We are already maximizing the limited supplies we have. For children with less severe malnutrition, we're treating more cases with less RUTF, thanks to recent research demonstrating that children are recovering well, even with smaller amounts of the product and streamlined protocols to stretch resources farther. Still, it's hardly enough to treat all children—and children with more severe, life-threatening cases need the full course of treatment to recover.

Even before the war in Ukraine, food prices were worryingly high and global markets were suffering from supply chain issues. The Ukraine conflict has upended the situation. Ukraine is the world's fifth largest exporter of wheat, with 40 percent destined for Africa and the Middle East. The complex situation is unfolding as escalating prices affect not only wheat, but other basic foodstuffs, such as maize and cooking oils.

Already we are seeing near-famine conditions. There are more than 1.7 million children in Somalia, Kenya, and Ethiopia who are severely malnourished. The WFP has warned that the number of people facing hunger in the Horn of Africa might rise from 14 million to 20 million by the end of the year.

Given this urgent situation, it is essential that we preserve the nutritional pipeline and increase access to RUTF, an essential lifesaving medicine.
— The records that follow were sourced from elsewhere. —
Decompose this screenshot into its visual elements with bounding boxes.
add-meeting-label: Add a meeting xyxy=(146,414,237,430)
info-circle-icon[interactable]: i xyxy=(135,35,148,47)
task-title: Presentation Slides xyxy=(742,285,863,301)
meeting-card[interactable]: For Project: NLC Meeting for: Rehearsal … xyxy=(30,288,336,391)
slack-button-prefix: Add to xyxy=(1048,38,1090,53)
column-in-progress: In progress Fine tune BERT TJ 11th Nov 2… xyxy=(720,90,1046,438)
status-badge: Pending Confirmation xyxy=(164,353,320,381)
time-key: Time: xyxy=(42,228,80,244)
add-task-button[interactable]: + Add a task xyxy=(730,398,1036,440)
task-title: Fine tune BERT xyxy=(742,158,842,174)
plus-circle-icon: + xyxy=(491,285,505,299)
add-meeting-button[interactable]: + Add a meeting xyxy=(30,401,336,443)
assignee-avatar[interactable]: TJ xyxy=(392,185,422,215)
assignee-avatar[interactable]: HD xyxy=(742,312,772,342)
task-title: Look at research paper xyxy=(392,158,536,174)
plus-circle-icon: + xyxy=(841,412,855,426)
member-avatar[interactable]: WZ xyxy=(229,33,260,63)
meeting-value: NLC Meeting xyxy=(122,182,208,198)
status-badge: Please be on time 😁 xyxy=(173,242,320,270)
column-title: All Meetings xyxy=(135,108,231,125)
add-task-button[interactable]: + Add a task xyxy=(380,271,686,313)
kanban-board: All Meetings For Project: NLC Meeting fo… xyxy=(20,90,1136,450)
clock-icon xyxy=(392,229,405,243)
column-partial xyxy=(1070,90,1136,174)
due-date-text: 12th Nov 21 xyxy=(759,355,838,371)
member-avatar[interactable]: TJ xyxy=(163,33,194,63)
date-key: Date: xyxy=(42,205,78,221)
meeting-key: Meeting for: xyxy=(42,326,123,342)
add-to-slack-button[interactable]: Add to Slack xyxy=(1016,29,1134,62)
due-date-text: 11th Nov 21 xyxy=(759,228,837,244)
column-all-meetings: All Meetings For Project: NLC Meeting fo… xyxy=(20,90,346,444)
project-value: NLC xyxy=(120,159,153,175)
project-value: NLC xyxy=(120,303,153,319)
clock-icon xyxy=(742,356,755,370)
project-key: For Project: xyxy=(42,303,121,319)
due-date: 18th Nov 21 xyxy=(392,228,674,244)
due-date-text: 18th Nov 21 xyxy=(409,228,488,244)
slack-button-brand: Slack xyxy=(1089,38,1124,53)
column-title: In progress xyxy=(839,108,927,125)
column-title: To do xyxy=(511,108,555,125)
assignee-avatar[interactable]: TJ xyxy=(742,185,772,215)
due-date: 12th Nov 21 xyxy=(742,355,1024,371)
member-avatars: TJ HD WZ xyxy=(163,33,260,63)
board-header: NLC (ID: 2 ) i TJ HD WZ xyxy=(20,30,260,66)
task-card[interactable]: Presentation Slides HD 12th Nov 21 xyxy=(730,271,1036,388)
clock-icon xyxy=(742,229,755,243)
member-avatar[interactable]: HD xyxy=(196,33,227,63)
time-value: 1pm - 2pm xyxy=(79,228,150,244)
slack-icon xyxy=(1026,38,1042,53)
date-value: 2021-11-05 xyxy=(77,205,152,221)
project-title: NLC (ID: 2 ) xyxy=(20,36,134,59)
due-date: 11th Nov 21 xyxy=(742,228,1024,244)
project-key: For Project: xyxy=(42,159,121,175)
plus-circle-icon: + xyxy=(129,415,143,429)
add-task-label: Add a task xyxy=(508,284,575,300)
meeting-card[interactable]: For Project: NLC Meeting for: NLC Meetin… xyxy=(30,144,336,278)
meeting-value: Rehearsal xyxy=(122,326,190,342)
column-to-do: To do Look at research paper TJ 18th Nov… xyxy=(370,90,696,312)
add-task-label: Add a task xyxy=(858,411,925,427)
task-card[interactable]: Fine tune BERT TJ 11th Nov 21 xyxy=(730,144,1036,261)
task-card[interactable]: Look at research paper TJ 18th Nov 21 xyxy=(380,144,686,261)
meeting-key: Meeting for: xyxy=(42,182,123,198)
We must ensure that production facilities are working at full capacity. We must also expand our streamlined approach to treating acute malnutrition in order to stretch scarce resources and free up funds to reach more children with lifesaving care.

In the U.S., President Joe Biden understandably invoked the Defense Production Act, intended for times of war, to address the shortage of baby formula threatening the nation's youth. Where I live, we risk a major setback in the battle against hunger and children are increasingly a casualty. Failure to act at a moment when hunger is reaching alarming levels will have catastrophic consequences that will echo across generations.

Imelda Awino is the deputy director of the Knowledge and Innovation Hub, Action Against Hunger, based in Nairobi, Kenya.

The views expressed in this article are the writer's own.